– Нет, именно то, над чем мне сейчас хотелось поработать: могучая юность народов. Свирепая красота… Я боялся, что Анне не разрешат их мне передать.

– Неужели Вы можете здесь работать, Николай Степанович!

– О, большая скученность людей мне не мешает. Я очень хорошо могу отключать сознание от окружающего.

«Пустыня? Я ее не заметил. Я ехал на верблюде и читал Ронсара», – вспомнилась Жене одна из Гумилевских фраз, брошенная кому-то в несказанно давние времена…

– Мне доводилось читать Гюисманса под гаубичным обстрелом…

«Но тогда я был спокоен. Риск жизнью не мог поколебать моего внутреннего мира: то же, что происходит со мной здесь, колеблет его», – этой фразы Женя не произнес вслух.

– Так в чем же причина Вашей меланхолии?
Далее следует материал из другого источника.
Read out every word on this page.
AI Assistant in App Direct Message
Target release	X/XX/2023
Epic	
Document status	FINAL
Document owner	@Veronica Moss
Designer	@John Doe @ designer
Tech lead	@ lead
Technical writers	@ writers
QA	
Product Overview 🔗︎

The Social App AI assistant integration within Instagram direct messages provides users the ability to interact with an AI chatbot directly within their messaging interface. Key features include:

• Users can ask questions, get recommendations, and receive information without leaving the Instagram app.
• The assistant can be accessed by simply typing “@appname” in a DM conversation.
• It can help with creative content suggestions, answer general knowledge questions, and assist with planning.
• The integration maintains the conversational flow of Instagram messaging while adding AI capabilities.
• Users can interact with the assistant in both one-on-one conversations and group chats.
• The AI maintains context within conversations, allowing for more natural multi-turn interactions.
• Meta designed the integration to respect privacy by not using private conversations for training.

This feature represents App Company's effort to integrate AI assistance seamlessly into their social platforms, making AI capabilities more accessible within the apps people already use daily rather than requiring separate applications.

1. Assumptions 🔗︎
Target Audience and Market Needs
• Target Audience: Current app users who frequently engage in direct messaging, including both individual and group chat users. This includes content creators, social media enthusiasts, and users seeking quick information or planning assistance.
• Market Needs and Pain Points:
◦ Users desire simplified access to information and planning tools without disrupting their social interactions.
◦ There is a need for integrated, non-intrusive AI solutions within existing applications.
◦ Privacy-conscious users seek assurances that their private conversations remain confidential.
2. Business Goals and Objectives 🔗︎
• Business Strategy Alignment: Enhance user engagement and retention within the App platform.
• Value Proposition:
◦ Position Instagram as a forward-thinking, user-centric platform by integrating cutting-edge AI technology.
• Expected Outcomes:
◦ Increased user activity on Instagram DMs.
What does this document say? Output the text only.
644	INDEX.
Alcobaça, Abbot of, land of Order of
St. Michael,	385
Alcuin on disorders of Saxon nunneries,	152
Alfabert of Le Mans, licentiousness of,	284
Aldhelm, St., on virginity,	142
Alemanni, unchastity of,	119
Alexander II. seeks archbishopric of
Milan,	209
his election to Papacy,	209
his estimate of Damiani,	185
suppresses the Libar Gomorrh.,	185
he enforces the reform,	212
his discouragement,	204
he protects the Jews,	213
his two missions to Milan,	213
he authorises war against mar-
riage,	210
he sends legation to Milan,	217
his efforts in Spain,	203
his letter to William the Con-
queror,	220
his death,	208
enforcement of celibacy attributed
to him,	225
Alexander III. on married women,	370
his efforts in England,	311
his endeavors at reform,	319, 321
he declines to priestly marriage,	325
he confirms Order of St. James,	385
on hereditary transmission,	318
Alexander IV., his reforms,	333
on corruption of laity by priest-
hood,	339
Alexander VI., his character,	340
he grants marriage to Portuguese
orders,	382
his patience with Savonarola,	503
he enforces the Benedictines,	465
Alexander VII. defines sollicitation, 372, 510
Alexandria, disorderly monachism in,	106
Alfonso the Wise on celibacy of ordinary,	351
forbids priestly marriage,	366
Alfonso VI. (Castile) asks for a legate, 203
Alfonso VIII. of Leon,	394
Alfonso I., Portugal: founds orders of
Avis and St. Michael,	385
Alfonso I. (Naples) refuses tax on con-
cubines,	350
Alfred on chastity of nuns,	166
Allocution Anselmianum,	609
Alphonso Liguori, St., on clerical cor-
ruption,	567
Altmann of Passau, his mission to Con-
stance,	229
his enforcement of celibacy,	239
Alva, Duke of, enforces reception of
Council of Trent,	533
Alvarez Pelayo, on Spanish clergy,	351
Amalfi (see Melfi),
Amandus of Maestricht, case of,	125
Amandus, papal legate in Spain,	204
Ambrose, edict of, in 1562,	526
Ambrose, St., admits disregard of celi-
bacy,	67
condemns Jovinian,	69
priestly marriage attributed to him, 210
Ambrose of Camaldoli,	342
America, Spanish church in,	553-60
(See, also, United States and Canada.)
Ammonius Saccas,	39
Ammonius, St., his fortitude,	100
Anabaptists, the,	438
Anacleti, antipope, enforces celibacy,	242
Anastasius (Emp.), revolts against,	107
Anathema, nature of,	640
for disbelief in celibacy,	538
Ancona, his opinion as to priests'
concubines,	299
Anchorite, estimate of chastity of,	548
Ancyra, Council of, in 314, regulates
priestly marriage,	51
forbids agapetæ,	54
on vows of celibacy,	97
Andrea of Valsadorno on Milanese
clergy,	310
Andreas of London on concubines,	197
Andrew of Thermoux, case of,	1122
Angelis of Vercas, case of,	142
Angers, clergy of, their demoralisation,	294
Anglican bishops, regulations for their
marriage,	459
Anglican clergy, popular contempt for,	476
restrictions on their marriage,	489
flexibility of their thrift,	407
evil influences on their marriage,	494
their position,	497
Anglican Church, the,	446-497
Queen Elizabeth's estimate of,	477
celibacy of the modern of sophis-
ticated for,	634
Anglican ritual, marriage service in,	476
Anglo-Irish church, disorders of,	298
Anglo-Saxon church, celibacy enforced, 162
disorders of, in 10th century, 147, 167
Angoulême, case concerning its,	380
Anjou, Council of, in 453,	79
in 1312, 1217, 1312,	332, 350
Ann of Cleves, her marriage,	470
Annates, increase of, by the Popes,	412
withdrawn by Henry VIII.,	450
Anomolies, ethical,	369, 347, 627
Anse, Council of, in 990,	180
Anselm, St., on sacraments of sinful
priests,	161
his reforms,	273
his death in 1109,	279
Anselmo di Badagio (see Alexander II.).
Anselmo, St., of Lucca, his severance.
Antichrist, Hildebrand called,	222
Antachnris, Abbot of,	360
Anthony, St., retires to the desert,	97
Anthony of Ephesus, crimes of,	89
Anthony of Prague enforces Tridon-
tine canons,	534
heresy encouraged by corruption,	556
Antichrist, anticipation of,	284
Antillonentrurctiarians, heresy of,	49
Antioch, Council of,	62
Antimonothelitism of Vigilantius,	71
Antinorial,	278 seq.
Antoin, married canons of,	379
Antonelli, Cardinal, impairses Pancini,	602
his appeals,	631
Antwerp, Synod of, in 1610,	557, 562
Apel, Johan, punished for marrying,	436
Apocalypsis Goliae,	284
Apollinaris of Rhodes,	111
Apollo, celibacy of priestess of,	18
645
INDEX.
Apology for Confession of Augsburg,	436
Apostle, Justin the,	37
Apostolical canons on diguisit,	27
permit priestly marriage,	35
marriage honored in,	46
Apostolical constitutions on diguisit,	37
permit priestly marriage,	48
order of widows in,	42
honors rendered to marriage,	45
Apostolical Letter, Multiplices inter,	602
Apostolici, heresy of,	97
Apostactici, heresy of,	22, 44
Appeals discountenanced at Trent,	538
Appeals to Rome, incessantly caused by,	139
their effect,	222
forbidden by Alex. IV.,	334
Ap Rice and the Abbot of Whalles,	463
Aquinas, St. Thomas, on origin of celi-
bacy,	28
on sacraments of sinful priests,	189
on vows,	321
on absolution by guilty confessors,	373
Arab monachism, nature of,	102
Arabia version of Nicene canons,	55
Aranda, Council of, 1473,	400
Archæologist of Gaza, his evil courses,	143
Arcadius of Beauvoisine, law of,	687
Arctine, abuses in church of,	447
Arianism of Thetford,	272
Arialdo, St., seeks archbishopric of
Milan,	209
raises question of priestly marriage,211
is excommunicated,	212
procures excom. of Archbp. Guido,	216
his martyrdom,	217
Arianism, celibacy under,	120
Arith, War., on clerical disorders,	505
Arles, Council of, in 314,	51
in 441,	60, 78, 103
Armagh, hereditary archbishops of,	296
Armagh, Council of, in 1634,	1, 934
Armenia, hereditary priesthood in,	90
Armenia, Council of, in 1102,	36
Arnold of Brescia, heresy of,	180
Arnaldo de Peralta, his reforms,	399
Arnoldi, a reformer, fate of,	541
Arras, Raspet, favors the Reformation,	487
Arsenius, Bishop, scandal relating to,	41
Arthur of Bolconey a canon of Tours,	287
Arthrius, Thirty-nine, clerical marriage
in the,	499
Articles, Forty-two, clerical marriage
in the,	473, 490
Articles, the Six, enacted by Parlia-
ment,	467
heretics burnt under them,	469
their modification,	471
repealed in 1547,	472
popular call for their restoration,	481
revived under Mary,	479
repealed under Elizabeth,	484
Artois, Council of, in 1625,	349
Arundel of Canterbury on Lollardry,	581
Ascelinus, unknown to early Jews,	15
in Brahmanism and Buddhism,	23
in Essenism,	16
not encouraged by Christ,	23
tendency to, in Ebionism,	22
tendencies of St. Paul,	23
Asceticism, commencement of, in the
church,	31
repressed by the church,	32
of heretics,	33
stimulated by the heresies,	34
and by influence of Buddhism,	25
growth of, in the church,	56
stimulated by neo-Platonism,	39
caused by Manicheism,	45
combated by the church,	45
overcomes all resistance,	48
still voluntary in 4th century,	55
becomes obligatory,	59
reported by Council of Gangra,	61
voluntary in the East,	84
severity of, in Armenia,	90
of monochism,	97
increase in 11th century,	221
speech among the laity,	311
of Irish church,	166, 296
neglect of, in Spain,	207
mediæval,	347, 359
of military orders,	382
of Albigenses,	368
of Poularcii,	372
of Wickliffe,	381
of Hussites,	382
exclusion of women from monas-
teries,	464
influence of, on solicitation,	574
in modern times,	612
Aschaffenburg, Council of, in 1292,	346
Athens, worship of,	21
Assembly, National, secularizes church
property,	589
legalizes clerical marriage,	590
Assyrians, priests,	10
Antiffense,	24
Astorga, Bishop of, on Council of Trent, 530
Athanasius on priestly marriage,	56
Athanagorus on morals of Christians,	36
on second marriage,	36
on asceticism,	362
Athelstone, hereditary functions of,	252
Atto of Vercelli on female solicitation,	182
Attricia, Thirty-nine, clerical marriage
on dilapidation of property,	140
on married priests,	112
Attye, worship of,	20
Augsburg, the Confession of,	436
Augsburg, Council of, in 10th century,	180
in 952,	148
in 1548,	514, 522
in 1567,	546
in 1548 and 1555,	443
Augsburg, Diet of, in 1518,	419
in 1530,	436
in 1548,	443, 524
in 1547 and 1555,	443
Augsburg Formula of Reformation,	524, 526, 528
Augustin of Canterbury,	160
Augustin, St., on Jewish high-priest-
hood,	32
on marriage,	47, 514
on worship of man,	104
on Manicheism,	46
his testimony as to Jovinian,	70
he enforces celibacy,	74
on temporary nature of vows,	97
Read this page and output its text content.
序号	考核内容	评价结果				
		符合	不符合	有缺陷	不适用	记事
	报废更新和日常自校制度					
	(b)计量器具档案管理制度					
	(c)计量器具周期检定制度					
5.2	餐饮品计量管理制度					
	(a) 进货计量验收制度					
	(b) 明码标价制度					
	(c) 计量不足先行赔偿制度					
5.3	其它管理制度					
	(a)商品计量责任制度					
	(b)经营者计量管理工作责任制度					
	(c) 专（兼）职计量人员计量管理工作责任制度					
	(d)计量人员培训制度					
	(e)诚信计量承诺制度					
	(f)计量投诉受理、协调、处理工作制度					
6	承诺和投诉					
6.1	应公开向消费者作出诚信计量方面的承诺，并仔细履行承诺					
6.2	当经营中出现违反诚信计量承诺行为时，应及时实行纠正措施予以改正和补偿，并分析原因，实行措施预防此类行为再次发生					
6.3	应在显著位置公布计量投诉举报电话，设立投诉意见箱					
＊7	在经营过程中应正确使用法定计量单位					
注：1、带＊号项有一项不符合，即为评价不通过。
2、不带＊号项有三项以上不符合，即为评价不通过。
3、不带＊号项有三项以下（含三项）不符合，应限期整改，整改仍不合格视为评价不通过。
Не смерти же Вы боитесь, в конце концов?

«При всей нашей с Ржевским склонности к бретерству мне остается в этой игре только подыгрывать, – невольно отметил Женя. – Бретерство Гумми – это бретерство высшей пробы. Это „не смерти же Вы боитесь?“ бесподобно. Ржевский бы оценил. Чуть не подумал: жаль, что его тут нет», – Женя негромко рассмеялся.

– Нет, разумеется. Я думал вот о чем, Николай Степанович: мне крайне жаль, что у меня недостанет сейчас душевной силы возлюбить и простить весь этот сволочной кровавый сброд… Я знаю, что это надобно непременно сделать, и… не могу. Не могу, понимаете? Сказать по чести, меня изрядно пугает то, что, стоя одной ногой в могиле, я, вероятнее всего, так и не смогу отрешиться от злобы и простить…

– А не слишком ли много Вы раздумываете о Ваших палачах? – На этот раз салонно ироническая интонация Гумилева неприятно кольнула Женю. – Милый Женичка, ведь это прежде всего – люди вопиюще дурного тона.

– Я не понимаю Вас, Николай Степанович. Вы заботитесь о том, как бы не уронить себя слишком серьезным взглядом на людей «дурного тона», пусть они будут даже Вашими убийцами. Но согласитесь, ведь перед лицом смерти это все уже… неуместно.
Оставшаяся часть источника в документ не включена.